Сигрид точно знала, кем хотела остаться. Не приживалкой под крышей из милости или позорной прислужницей. Второй, как ведётся, после мужа и самой главной в его отсутствие. А Харальд будет отсутствовать много дольше своего брата Олава, и любовь к нему не обязательна. Хотя Сигрид полноценной любви ни к кому из своих мужчин не испытывала.
Она сделает всё, чтобы никогда не зажиматься в угол, моля богинь-покровительниц уберечь её от опасности. Она не будет проглатывать язык со своим мнением, пока говорят удостоенные. Она сама останется той, с кем надо считаться, сама поведёт за руку или за шкирку, повелевая, указывая путь пальцем или мечом…
Ибо быть хозяйкой древнего Гнезда почётно.
Сигрид выдохнула, отклонив голову в платке. Она ждёт, когда на той стороне холма появятся жители посёлка с невысоким морским разбойником в первых рядах.
Ты же, солнце, укоряющее божье око, умирай скорее.
* * *
Когда они вытаскивали и складывали на палубу вёсла, она пожелала навсегда ослепнуть. Чтобы, подобно пятну от солнца, последним отпечатком этого мира остался Рыжий Волк под алым соколом на сером парусе.
Казалось, все её любимые песни оживают в самое счастливое в её жизни утро. Вот-вот, и у мачты Сигурд Драконоборец вздёрнет под потоки света расцарапанную руку с головою Фафнира. И по доскам на пристань сойдёт спасённая на севере Идунн с молодильными яблоками в подоле. Да что Идунн — вдруг сама Фрейя?.. Кто-кто, а одна высокая не по возрасту девочка с берега ни разу не удивилась бы. Ни она, ни её пылающее сердце.
Гуннхильд смотрела на драккар во все глаза и запоминала всё-всё-всё. Пусть её пихали в толпе, вопили, напрочь оглушая, выпрыгивали перед носом и махали руками, а невысокого Харальда на палубе загораживали плечи его воинов. Надо подождать — вождю положено сходить с драккара последним, чтобы по прихоти богов на пир к морскому хозяину попал бы главный.
«Это мой отец… Он будет моим отцом!»
Радостные мысли прервались, и душу затопило ликование. Крупица за крупицей — что удавалось высмотреть из толпы — она запоминала размашистые движения, блеск порубленных кольчуг, поясов и мечей. Впитывала, чтобы помнить всю жизнь, обветренные смеющиеся лица, усы, щетинистые щёки и подбородки.
По доскам шёл и Трюггви.
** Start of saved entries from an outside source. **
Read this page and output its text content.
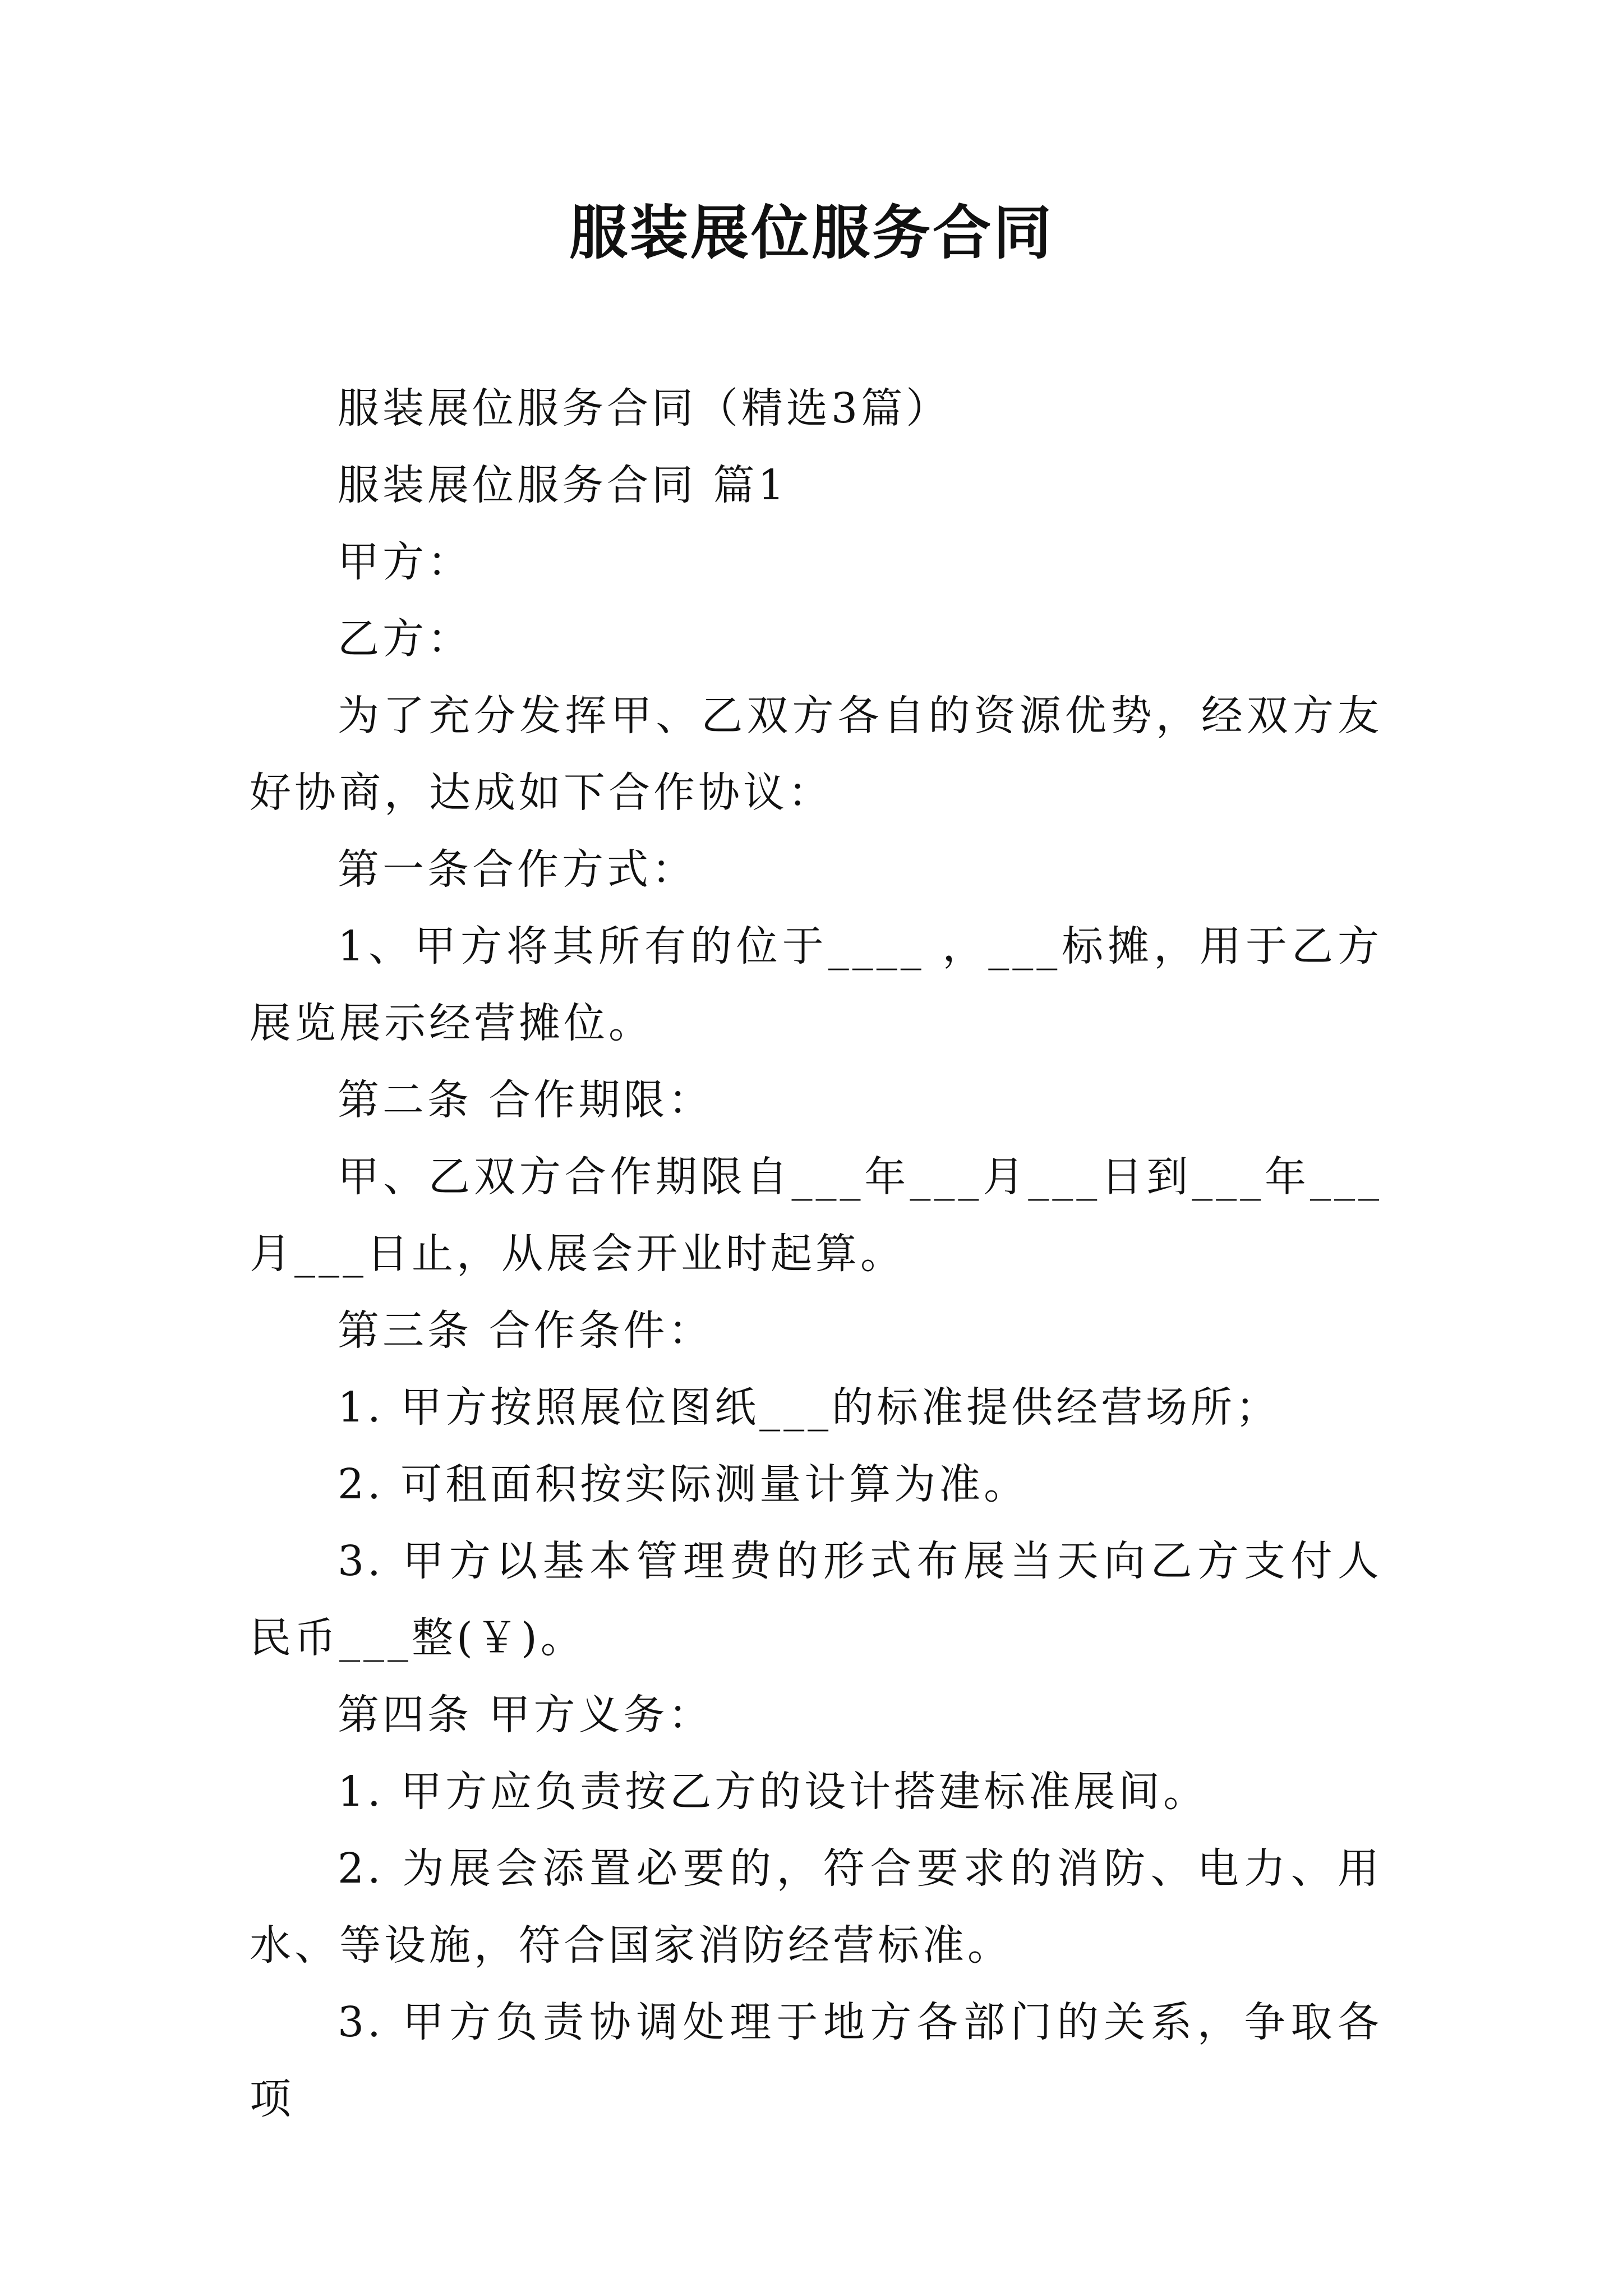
服装展位服务合同

服装展位服务合同（精选3篇）

服装展位服务合同 篇1

甲方：

乙方：

为了充分发挥甲、乙双方各自的资源优势，经双方友好协商，达成如下合作协议：

第一条合作方式：

1、甲方将其所有的位于____ ，___标摊，用于乙方展览展示经营摊位。

第二条 合作期限：

甲、乙双方合作期限自___年___月___日到___年___月___日止，从展会开业时起算。

第三条 合作条件：

1. 甲方按照展位图纸___的标准提供经营场所；

2. 可租面积按实际测量计算为准。

3. 甲方以基本管理费的形式布展当天向乙方支付人民币___整(￥)。

第四条 甲方义务：

1. 甲方应负责按乙方的设计搭建标准展间。

2. 为展会添置必要的，符合要求的消防、电力、用水、等设施，符合国家消防经营标准。

3. 甲方负责协调处理于地方各部门的关系，争取各项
Гуннхильд не сразу его узнала. А когда узнала, то оробела — это был непривычный, незнакомый Трюггви, со сдвинувшимися от зимнего морского солнца бровями, с белой бородкой на тёмном, далеко не прежнем лице. На нём кожаный доспех, красные штаны и сапоги, пусть изрядно ношенные, но всяко крепче пастушьих опорок.
Гуннхильд старалась не думать о нём и каждый раз отводила взгляд. Боялась, что сердце разобьётся о рёбра от радости за него.
Быстрее всех она обгоняла Харальда и воинов. Ломилась сквозь красные ветки кустарника — потом эти кусты выжгут по приказу Харальда под новые пастбища — ждала на развилках, бежала по траве дальше… Гуннхильд была самим счастьем. Лес запомнил её такой и явил в солнечном сиянии годы спустя Торвальду. Ибо не так много счастливых людей бегало в нём.
Она первой ворвалась в круги старых глинобитных заборчиков Волчьего Гнезда. Добежала до порога и прижалась к матери…
«Матери? — влез кто-то в воспоминания Гуннхильд. — Ха-ха… Твоей?»
— Молчи! — закричала Гуннхильд. — Молчи-молчи-молчи!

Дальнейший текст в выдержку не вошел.